Published on Friday, March 4, 2016

BA pays damages to child victims of sex abuse by pilot





British Airways has agreed to settle a claim by 38 children and young adults who were abused by one of its pilot during stopovers in Kenya and Uganda.

First Officer Simon Wood even abused girls and young women while he was working for charities linked to the airline.

Although BA has agreed to pay out an undisclosed sum to the victims, it denies any liability for the 12 years of abuse.

A BA spokesman said today: "The allegations against Simon Wood have been shocking and horrifying. Though we do not bear any legal responsibility for Simon Wood's actions, we recognise the impact they had on his victims and the distress and suffering they caused.

"This recognition is reflected in the agreement we have made with the victims' representatives."


Wood, from Hertfordshire, committed suicide in 2013 by throwing himself in front of a train after he was charged in the UK with indecent assault and making and possessing indecent photographs of a child. He was aged 54.

According to law firm Leigh Day, which handled the claim, Wood abused children and young women aged between around 4 and 18 in schools and orphanages during stopovers between 2001 and 2013 whilst flying for BA.

It is alleged that some of the abuse took place at five-star hotels used by the airline.

The legal case centered on whether BA could be held vicariously liable for the actions of Wood and whether it had a duty of care for the children abused in the countries Wood visited whilst working for the airline and taking part in charity work.

Nichola Marshall, head of the international abuse team at Leigh Day, who is acting for the 38 girls and young women, said: "For three years we have been fighting for compensation for these young girls whose childhoods were destroyed by the sexual abuse they were subjected to by Simon Wood, a British Airways Pilot.
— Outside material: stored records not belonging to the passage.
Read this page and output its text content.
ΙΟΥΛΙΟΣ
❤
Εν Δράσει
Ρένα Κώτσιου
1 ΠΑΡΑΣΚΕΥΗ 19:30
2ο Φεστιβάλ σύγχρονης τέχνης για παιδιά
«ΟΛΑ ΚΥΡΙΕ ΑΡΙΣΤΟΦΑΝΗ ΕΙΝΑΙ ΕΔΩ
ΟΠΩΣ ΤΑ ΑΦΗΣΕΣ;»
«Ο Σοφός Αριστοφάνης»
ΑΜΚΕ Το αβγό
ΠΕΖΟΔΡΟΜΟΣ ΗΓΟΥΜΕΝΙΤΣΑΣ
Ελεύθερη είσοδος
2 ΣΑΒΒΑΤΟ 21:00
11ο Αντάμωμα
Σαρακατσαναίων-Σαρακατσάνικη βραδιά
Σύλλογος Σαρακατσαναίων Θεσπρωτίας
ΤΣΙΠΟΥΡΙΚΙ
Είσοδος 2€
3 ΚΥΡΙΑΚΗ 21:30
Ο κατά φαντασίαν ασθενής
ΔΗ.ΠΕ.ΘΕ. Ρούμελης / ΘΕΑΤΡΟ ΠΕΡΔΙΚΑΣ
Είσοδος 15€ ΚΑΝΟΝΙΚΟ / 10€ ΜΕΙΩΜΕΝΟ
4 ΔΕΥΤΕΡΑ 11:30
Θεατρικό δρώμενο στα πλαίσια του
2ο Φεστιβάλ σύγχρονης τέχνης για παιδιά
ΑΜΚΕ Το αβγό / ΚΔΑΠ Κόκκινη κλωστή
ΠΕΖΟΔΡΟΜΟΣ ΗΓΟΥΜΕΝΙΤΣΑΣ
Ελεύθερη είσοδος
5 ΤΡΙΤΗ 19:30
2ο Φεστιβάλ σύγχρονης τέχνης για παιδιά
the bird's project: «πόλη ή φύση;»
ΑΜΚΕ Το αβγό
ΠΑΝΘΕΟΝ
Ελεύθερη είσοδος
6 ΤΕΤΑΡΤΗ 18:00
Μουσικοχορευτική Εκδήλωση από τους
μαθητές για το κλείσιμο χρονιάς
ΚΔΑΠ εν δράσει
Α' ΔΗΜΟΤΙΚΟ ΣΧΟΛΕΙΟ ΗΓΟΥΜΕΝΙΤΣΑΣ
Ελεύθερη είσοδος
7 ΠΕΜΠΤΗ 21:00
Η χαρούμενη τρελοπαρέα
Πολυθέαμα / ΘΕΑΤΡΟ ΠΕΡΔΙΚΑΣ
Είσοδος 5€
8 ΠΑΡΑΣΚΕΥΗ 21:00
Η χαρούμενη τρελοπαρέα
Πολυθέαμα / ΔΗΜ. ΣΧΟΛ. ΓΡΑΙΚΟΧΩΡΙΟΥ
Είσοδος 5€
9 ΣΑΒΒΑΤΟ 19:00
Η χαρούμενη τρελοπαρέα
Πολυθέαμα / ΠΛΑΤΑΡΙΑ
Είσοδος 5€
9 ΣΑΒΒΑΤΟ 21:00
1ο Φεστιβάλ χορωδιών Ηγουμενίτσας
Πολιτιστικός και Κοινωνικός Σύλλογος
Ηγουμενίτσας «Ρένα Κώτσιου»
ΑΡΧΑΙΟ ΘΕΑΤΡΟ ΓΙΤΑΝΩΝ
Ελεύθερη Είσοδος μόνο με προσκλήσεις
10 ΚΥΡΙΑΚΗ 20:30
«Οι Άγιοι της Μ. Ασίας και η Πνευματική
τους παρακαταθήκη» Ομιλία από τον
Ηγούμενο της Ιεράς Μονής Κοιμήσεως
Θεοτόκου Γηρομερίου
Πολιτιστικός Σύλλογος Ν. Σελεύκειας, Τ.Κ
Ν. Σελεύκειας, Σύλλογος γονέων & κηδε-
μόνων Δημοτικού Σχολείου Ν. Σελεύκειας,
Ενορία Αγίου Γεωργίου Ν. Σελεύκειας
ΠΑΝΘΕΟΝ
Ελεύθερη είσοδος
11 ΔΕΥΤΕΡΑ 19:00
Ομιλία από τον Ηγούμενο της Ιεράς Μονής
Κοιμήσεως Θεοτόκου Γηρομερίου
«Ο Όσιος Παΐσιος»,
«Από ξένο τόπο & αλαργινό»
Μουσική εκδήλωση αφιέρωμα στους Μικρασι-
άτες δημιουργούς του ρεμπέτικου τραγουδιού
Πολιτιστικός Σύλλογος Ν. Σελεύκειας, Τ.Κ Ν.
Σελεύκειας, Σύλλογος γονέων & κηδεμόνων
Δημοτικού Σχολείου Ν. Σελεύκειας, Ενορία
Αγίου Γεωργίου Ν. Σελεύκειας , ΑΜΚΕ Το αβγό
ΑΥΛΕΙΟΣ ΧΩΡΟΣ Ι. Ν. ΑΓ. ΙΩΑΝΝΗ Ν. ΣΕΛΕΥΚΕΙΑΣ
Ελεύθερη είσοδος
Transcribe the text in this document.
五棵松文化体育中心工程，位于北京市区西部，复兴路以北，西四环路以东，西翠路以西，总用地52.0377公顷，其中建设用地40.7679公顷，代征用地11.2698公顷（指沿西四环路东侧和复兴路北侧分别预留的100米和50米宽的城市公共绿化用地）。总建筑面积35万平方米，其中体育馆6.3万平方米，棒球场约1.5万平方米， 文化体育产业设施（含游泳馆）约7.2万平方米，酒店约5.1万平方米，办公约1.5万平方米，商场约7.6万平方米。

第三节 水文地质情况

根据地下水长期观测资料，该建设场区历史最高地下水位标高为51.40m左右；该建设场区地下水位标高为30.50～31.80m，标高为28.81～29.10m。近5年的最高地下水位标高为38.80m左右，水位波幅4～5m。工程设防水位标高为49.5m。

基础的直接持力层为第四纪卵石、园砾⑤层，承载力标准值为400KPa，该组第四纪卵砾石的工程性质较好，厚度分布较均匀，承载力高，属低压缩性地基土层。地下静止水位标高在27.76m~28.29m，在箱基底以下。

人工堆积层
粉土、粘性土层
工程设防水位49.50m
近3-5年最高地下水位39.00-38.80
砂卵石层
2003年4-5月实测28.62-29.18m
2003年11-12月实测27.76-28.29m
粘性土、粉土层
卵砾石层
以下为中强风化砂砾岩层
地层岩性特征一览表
"Now that British Airways has agreed to compensate our clients, a decision which we welcome, these girls we be able to complete their education, which for many was seriously disrupted because of the abuse. They will also be able to access therapeutic treatment to help relieve the psychological pain that has resulted from the abuse.

"Sadly we are seeing more and more of these cases of British child abusers travelling overseas where, by virtue of their sex, race, age and job title, they are able to exploit some of the most vulnerable children in the world in the most awful ways.

"This settlement should send a message to organisations which send their employees to work or volunteer with children. They need to ensure proper safeguards are in place to prevent such horrific acts."